De mate van dreiging in Nederland
De overheid heeft in 2005 een systeem ontwikkeld om het dreigingsniveau te kunnen bepalen. De verantwoordelijkheid hiervoor ligt bij de Nationale Coördinator Terrorismebestrijding en Veiligheid (NCTV), dat onderdeel is van het ministerie van Veiligheid en Justitie. Op grond van actuele informatie die de NCTV krijgt, wordt de mate van dreiging in Nederland bepaald. De NCTV krijgt de informatie van onder andere veiligheidsdiensten uit binnen- en buitenland, politie en terreurdeskundigen. Elke drie maanden worden nieuwe analyses gemaakt om het niveau van de dreiging te bepalen. Dit gebeurt aan de hand van het document Dreigingsbeeld Terrorismebestrijding Nederland (DTN). Hierin wordt beschreven wat het terroristische gevaar is internationaal, en wat het risico is op aanslagen in Nederland.
Wanneer er door actuele ontwikkelingen aanleiding voor is, zal het dreigingsniveau opnieuw onder de loep genomen worden. Het dreigingsniveau zal indien nodig aangepast worden.

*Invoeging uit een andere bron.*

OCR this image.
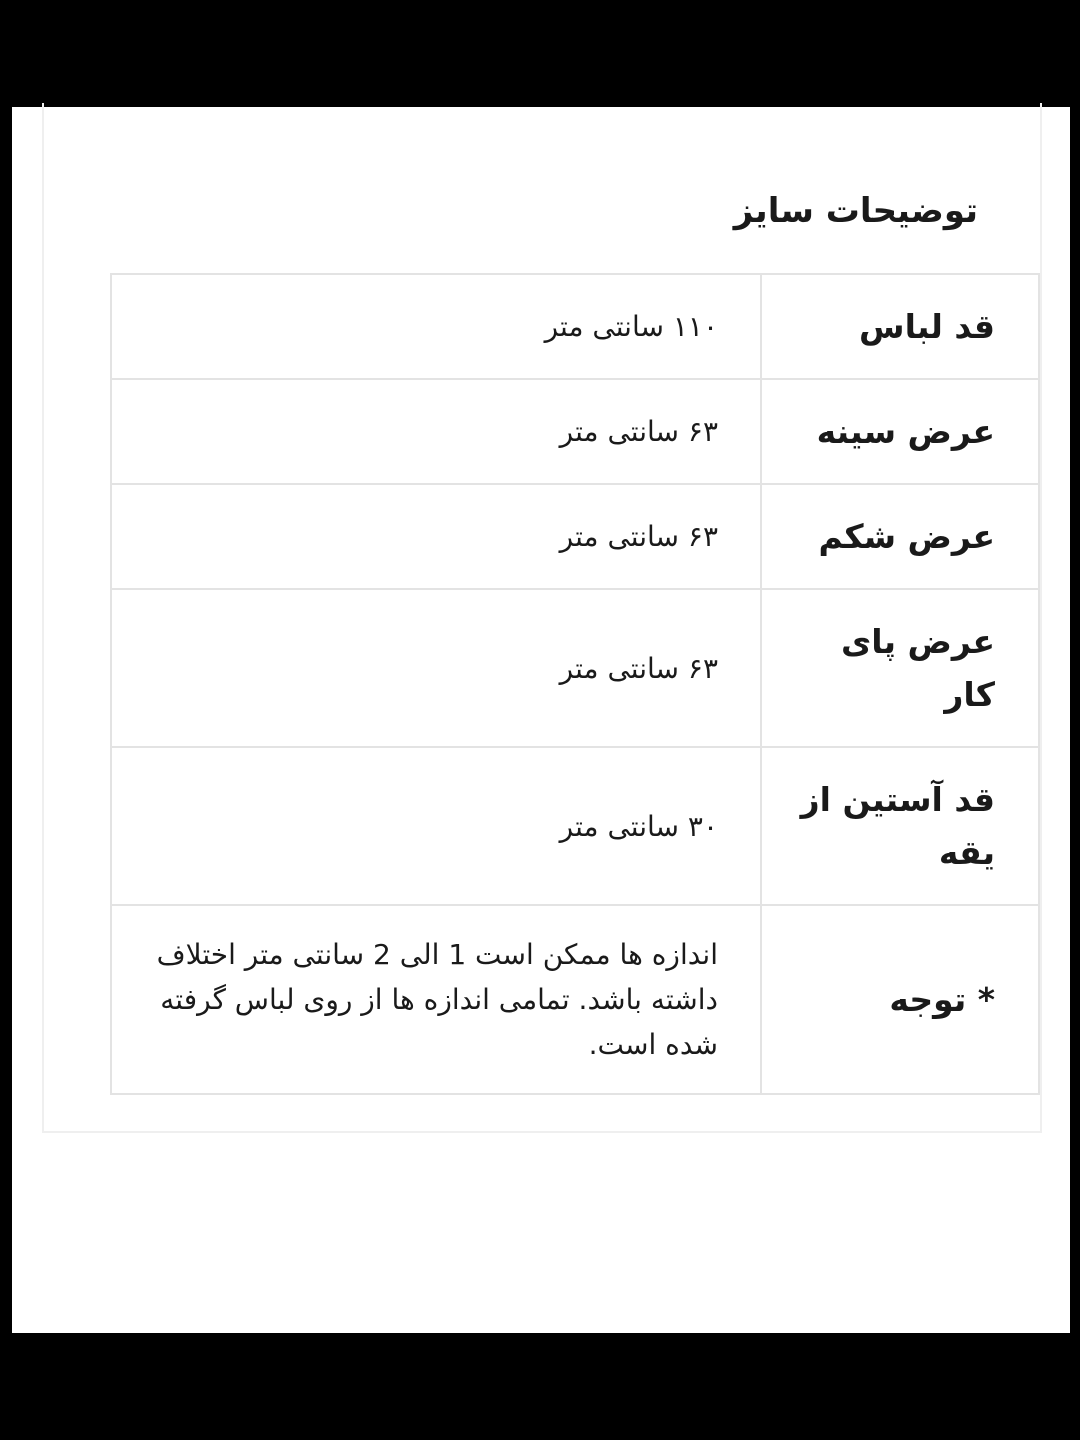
توضیحات سایز
قد لباس	۱۱۰ سانتی متر
عرض سینه	۶۳ سانتی متر
عرض شکم	۶۳ سانتی متر
عرض پای کار	۶۳ سانتی متر
قد آستین از یقه	۳۰ سانتی متر
* توجه	اندازه ها ممکن است 1 الی 2 سانتی متر اختلاف داشته باشد. تمامی اندازه ها از روی لباس گرفته شده است.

De opbouw van de vier dreigingsniveaus
De Nationale Coördinator Terrorismebestrijding en Veiligheid onderscheidt vier verschillende dreigingsniveaus van een lage naar hoge dreiging. De vier dreigingsniveaus zijn:
Minimaal
- Er is amper aanwezigheid van nationale en internationale terroristische netwerken
- Het is niet waarschijnlijk dat aanslagen gepland worden
- De open samenleving en het risicokarakter van een moderne samenleving houden dit niveau in stand
Beperkt
- Er worden geen nieuwe trends of fenomenen waar dreiging vanuit gaat onderkend
- Activiteiten van terroristische netwerken zijn belemmerd
- Nederland wordt niet of nauwelijks genoemd in verklaringen van serieus te nemen terroristische netwerken
Substantieel
- Er worden nieuwe trends en fenomenen waar dreiging vanuit gaat ontdekt
- De kans dat een aanslag in Nederland zal plaatsvinden is reëel
- Aanslagen vinden plaats in andere, met Nederland vergelijkbare landen
- Radicalisering en rekrutering vinden op aanzienlijke schaal plaats
- Nederland wordt geregeld genoemd in verklaringen van serieus te nemen terroristische netwerken
Kritiek
- Er zijn zeer sterke aanwijzingen dat een aanslag in Nederland zal plaatsvinden
- In Nederland heeft een aanslag plaatsgevonden en vervolgaanslagen zijn zeer waarschijnlijk
- Nederland wordt vaak genoemd in zeer serieus te nemen verklaringen van terroristische netwerken en specifieke doelen worden daarbij serieus bedreigd
(Bron: https://www.nctv.nl/onderwerpen/tb/dtn/opbouw/)
Het nut van de dreigingsniveaus
Het dreigingsniveau is gericht op het tijdig voorbereid zijn op aanslagen. Aan de hand van analyses van het DTN wordt steeds opnieuw beoordeeld of er nieuwe structurele maatregelen getroffen moeten worden. Er gaat een strikt vertrouwelijk rapport naar de ministerraad. En ook de Tweede Kamer wordt geïnformeerd, en ontvangt een document met beleidsimplicaties. Er zijn geen vaste richtlijnen of protocollen gekoppeld aan de dreigingsniveaus. De maatregelen zijn afhankelijk van het soort gevaar. Er zijn andere soort maatregelen nodig bij de dreiging van een bomaanslag van extremistische moslims, dan bij dreiging vanuit een radicale milieubeweging.
De overheid kan aan de hand van het rapport van het DTN besluiten om instanties en bedrijven te waarschuwen bij een hoge dreiging. Zo kunnen zij voorzorgsmaatregelen treffen die passend zijn voor het niveau van de dreiging. De inlichtingendiensten kunnen hun activiteiten op het gebied van preventie vergroten om aanslagen te voorkomen. Een andere mogelijkheid is dat de overheid de inzet van politie of het leger verhoogt bij een actuele dreiging van een aanslag. Ook burgers kunnen bij een hoog dreigingsniveau ervoor kiezen om grote mensenmassa’s te mijden. Het is voor burgers echter ingewikkeld om zelf verdere voorzorgsmaatregelen te treffen.